RENAMO WINS ELECTION and BOKO HARAM FREE 91 SCHOOL GIRLS cannot both be correct. If RENAMO is a group of people and we use “wins” because we consider it to be a single group, what about BOKO HARAM which is also a group. It must also be BOKO HARAM FREES 91… It is these inconsistencies that cannot be tolerated under the guise of journalism. Someone must be wrong here.

Do we say, ‘How about the idea of…?’ or ‘What about the idea of…? These cannot both be correct.

The media must stop taking their clients for granted. Radio calls its erstwhile clients listeners. Of course they are listeners but remember among them are critics and thinkers who measure the integrity of the media platform by its language standards. They cannot be taken for granted.

If you want any serious listeners to take your newspapers and radio programmes seriously, polish up the language levels of your journalists and presenters.

The purpose of this article is not to criticise the language standards of radio and television presentation. It is likewise not to critique the language levels of journalists and the standard of journalism offered to the client. It is only a reminder that media consumers or clients are not fools that can be taken for granted. Their language against poor reporting and radio or television reporting is very simple. They stop buying the papers and withdraw participation or listening to kindergarten broadcasting.

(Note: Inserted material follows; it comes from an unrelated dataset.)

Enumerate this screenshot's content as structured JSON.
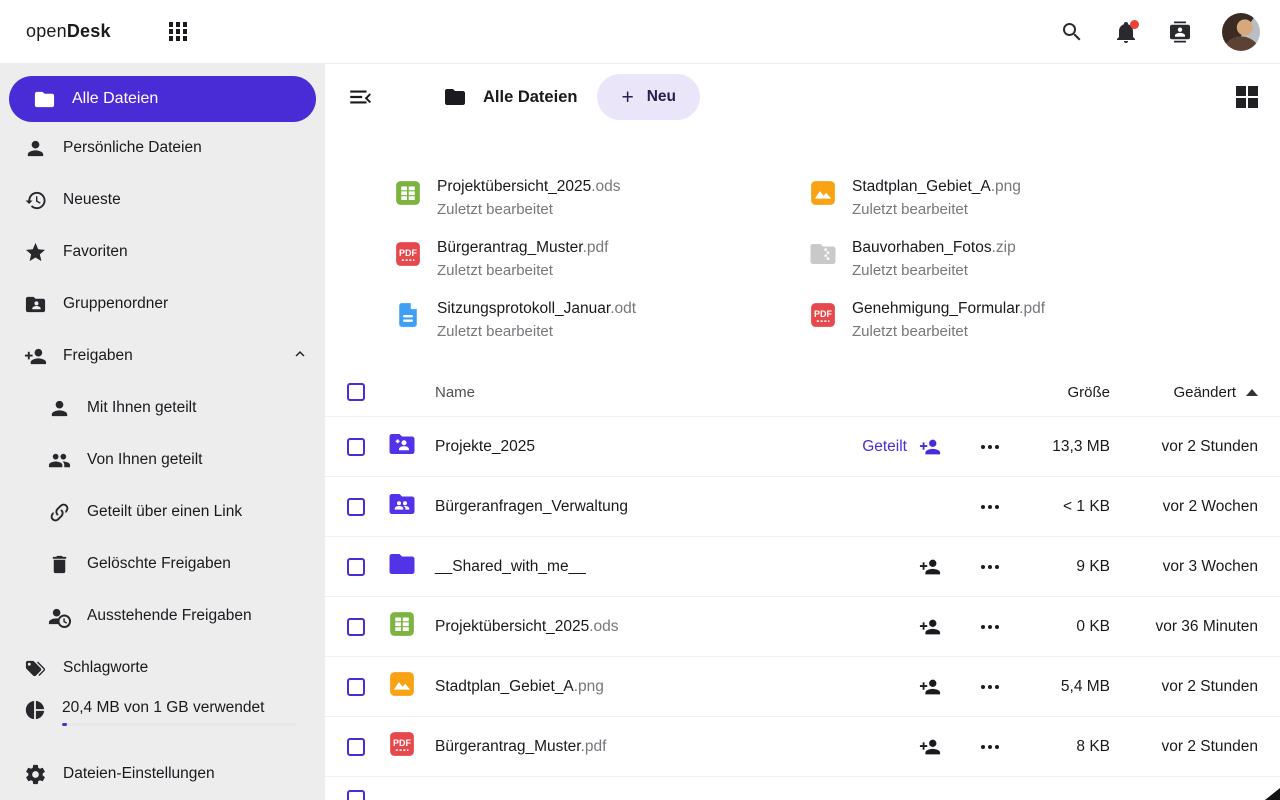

When some papers experience low subscriptions and sales, there are obviously numerous reasons, but one of the major ones is lack of seriousness of purpose in the context of language levels.

The concern this article wishes to register affects children in schools. They listen to radio and spend a lot of their time watching television. In doing so, they learn these common errors. These media platforms must take responsibility to ensure that they do not become the source of poor language. R

adio and Television presenters and journalists have huge amounts of followers in the form of listeners and readers. They must be responsible and just enough to be correct models of communicators, not authors or inventors of funny languages justified by showbiz bravado. Do not just speak beautifully or sweetly. Speak correctly. Write correctly. And help your young brothers and sisters in schools master these languages. It will make their examinations which are written in English language easier.

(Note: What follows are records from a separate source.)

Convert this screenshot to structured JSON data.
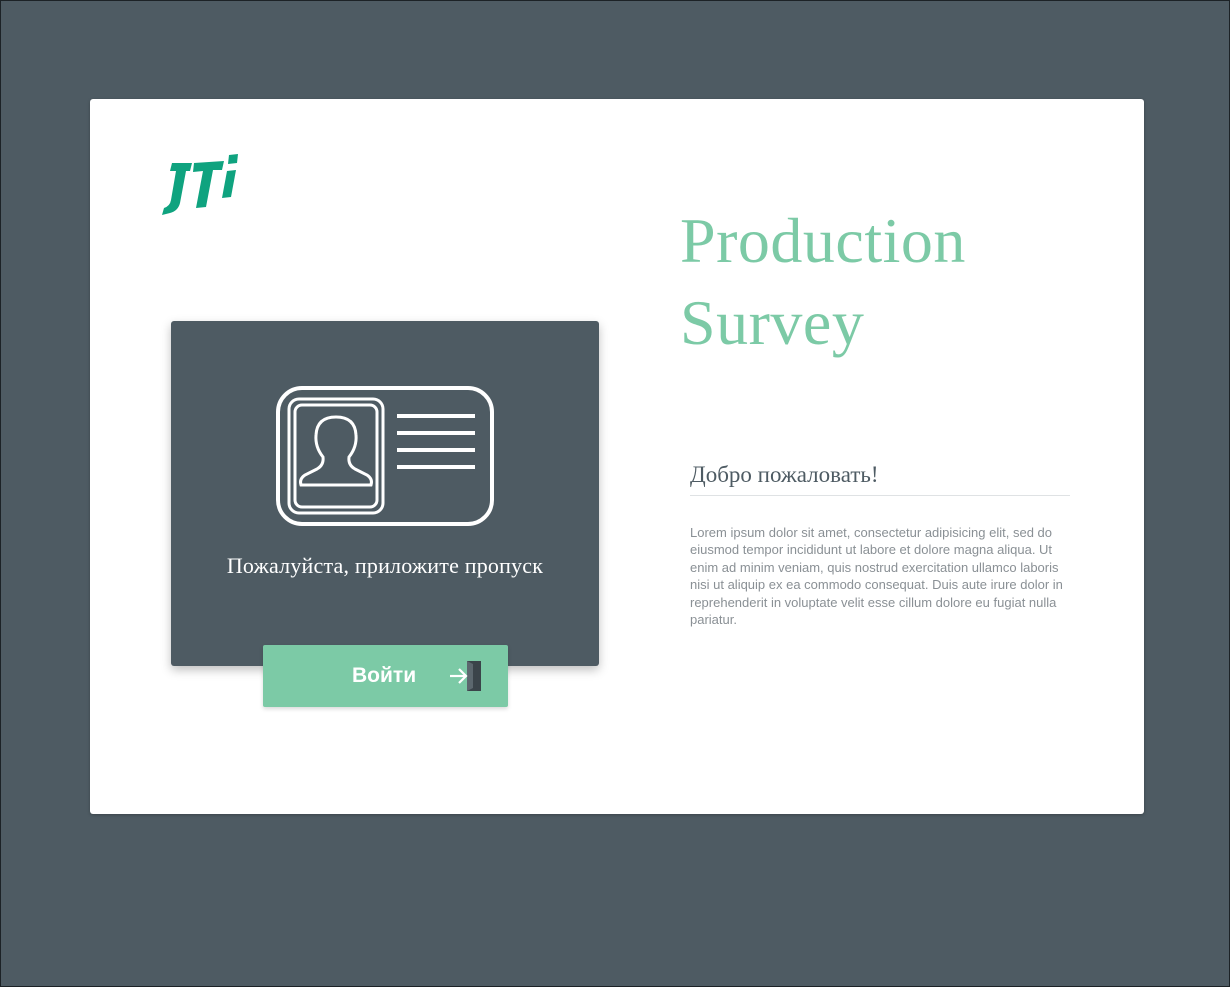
{
  "brand": {
    "logo_text": "JTi",
    "accent_color": "#7ccaa6",
    "logo_color": "#0fa37f",
    "panel_color": "#4e5b63"
  },
  "hero": {
    "title_line1": "Production",
    "title_line2": "Survey"
  },
  "badge": {
    "icon": "id-card-icon",
    "prompt": "Пожалуйста, приложите пропуск"
  },
  "login": {
    "label": "Войти",
    "icon": "door-enter-icon"
  },
  "welcome": {
    "heading": "Добро пожаловать!",
    "text": "Lorem ipsum dolor sit amet, consectetur adipisicing elit, sed do eiusmod tempor incididunt ut labore et dolore magna aliqua. Ut enim ad minim veniam, quis nostrud exercitation ullamco laboris nisi ut aliquip ex ea commodo consequat. Duis aute irure dolor in reprehenderit in voluptate velit esse cillum dolore eu fugiat nulla pariatur."
  }
}
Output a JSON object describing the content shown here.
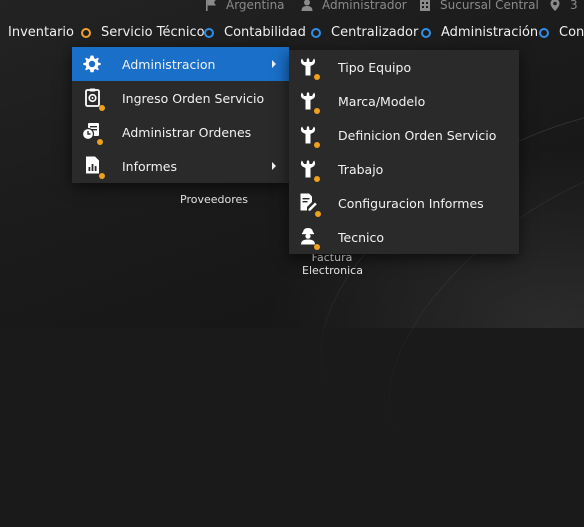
{
  "status_bar": {
    "country": "Argentina",
    "user": "Administrador",
    "branch": "Sucursal Central",
    "location_count": "3"
  },
  "nav": {
    "items": [
      {
        "label": "Inventario"
      },
      {
        "label": "Servicio Técnico"
      },
      {
        "label": "Contabilidad"
      },
      {
        "label": "Centralizador"
      },
      {
        "label": "Administración"
      },
      {
        "label": "Con"
      }
    ]
  },
  "background": {
    "proveedores": "Proveedores",
    "factura_line1": "Factura",
    "factura_line2": "Electronica"
  },
  "main_menu": {
    "items": [
      {
        "label": "Administracion",
        "icon": "gear-icon"
      },
      {
        "label": "Ingreso Orden Servicio",
        "icon": "clipboard-icon"
      },
      {
        "label": "Administrar Ordenes",
        "icon": "orders-clock-icon"
      },
      {
        "label": "Informes",
        "icon": "report-chart-icon"
      }
    ]
  },
  "submenu": {
    "items": [
      {
        "label": "Tipo Equipo",
        "icon": "wrench-icon"
      },
      {
        "label": "Marca/Modelo",
        "icon": "wrench-icon"
      },
      {
        "label": "Definicion Orden Servicio",
        "icon": "wrench-icon"
      },
      {
        "label": "Trabajo",
        "icon": "wrench-icon"
      },
      {
        "label": "Configuracion Informes",
        "icon": "document-edit-icon"
      },
      {
        "label": "Tecnico",
        "icon": "technician-icon"
      }
    ]
  },
  "colors": {
    "accent": "#1a6fc8",
    "badge": "#f0a020",
    "nav_dot_blue": "#2f8fe6",
    "nav_dot_orange": "#f0a030",
    "menu_bg": "#2a2a2a"
  }
}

Teachers, it is your duty, responsibility and job to teach children well, especially at lower levels of their education. Errors left until too late will be almost impossible to eradicate. Children learn fast and innocently. If you wait until too late the learner becomes arrogant and rigid to accept their errors.

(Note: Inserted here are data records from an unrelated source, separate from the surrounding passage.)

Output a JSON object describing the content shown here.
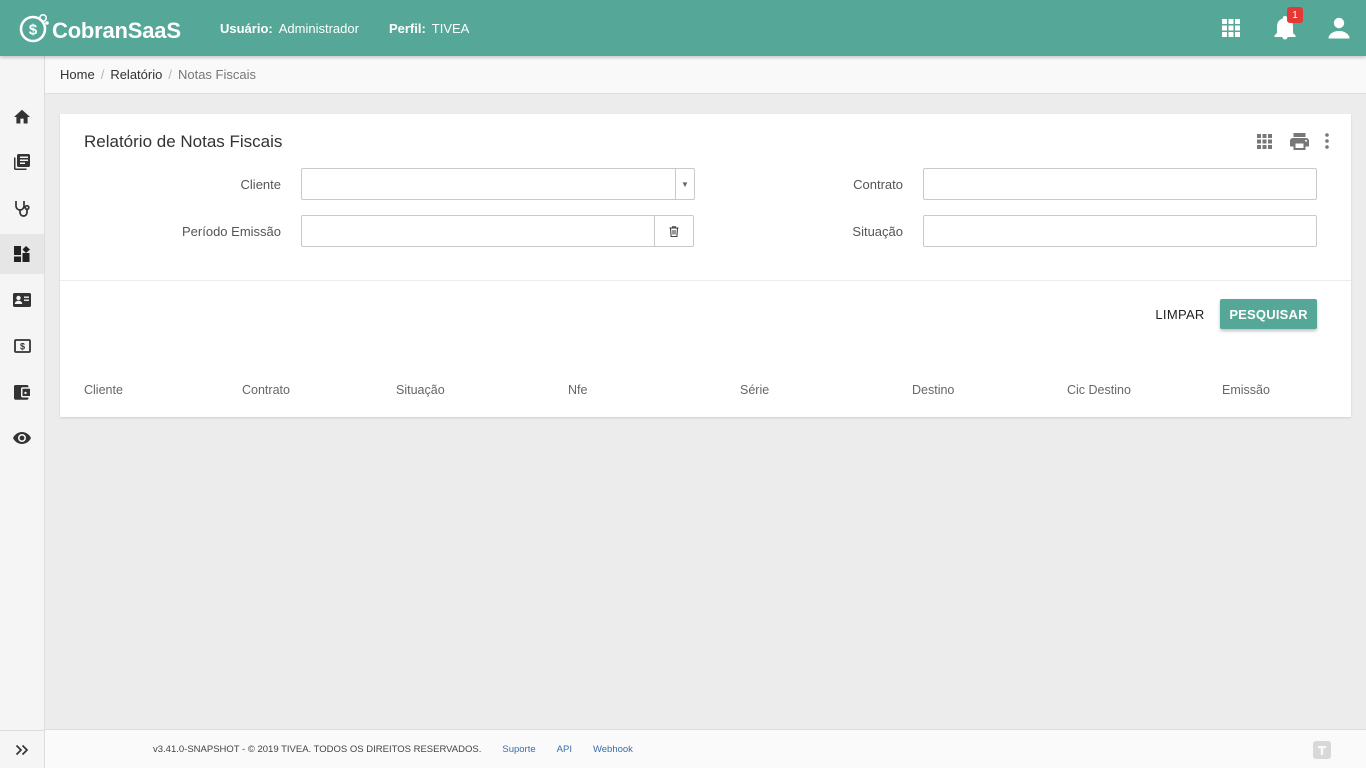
{
  "app": {
    "brand": "CobranSaaS",
    "user_label": "Usuário:",
    "user_value": "Administrador",
    "profile_label": "Perfil:",
    "profile_value": "TIVEA",
    "notification_count": "1",
    "accent_color": "#55a898"
  },
  "topbar": {
    "icons": [
      "apps-grid-icon",
      "bell-icon",
      "user-icon"
    ]
  },
  "sidebar": {
    "items": [
      {
        "icon": "home-icon"
      },
      {
        "icon": "library-books-icon"
      },
      {
        "icon": "stethoscope-icon"
      },
      {
        "icon": "dashboard-icon",
        "active": true
      },
      {
        "icon": "contact-card-icon"
      },
      {
        "icon": "money-icon"
      },
      {
        "icon": "wallet-icon"
      },
      {
        "icon": "eye-icon"
      }
    ],
    "toggle_icon": "expand-double-chevron-icon"
  },
  "breadcrumb": {
    "items": [
      "Home",
      "Relatório",
      "Notas Fiscais"
    ]
  },
  "card": {
    "title": "Relatório de Notas Fiscais",
    "tools": [
      "grid-columns-icon",
      "print-icon",
      "more-vert-icon"
    ],
    "form": {
      "cliente_label": "Cliente",
      "cliente_value": "",
      "periodo_label": "Período Emissão",
      "periodo_value": "",
      "contrato_label": "Contrato",
      "contrato_value": "",
      "situacao_label": "Situação",
      "situacao_value": ""
    },
    "buttons": {
      "limpar": "LIMPAR",
      "pesquisar": "PESQUISAR"
    },
    "table": {
      "columns": [
        "Cliente",
        "Contrato",
        "Situação",
        "Nfe",
        "Série",
        "Destino",
        "Cic Destino",
        "Emissão"
      ],
      "rows": []
    }
  },
  "footer": {
    "copyright": "v3.41.0-SNAPSHOT - © 2019 TIVEA. TODOS OS DIREITOS RESERVADOS.",
    "links": [
      "Suporte",
      "API",
      "Webhook"
    ]
  }
}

Adults, whether still in school or already working as speakers, reporters or writers, hate being corrected. That is understood. It lowers their esteem and diminishes their ego.

But do we stop being worried and concerned and hope the common errors will miraculously vanish out of the minds of our children whom we every day contaminate with funny versions of English, Shona and Ndebele?

Teach your children well! And catch them young!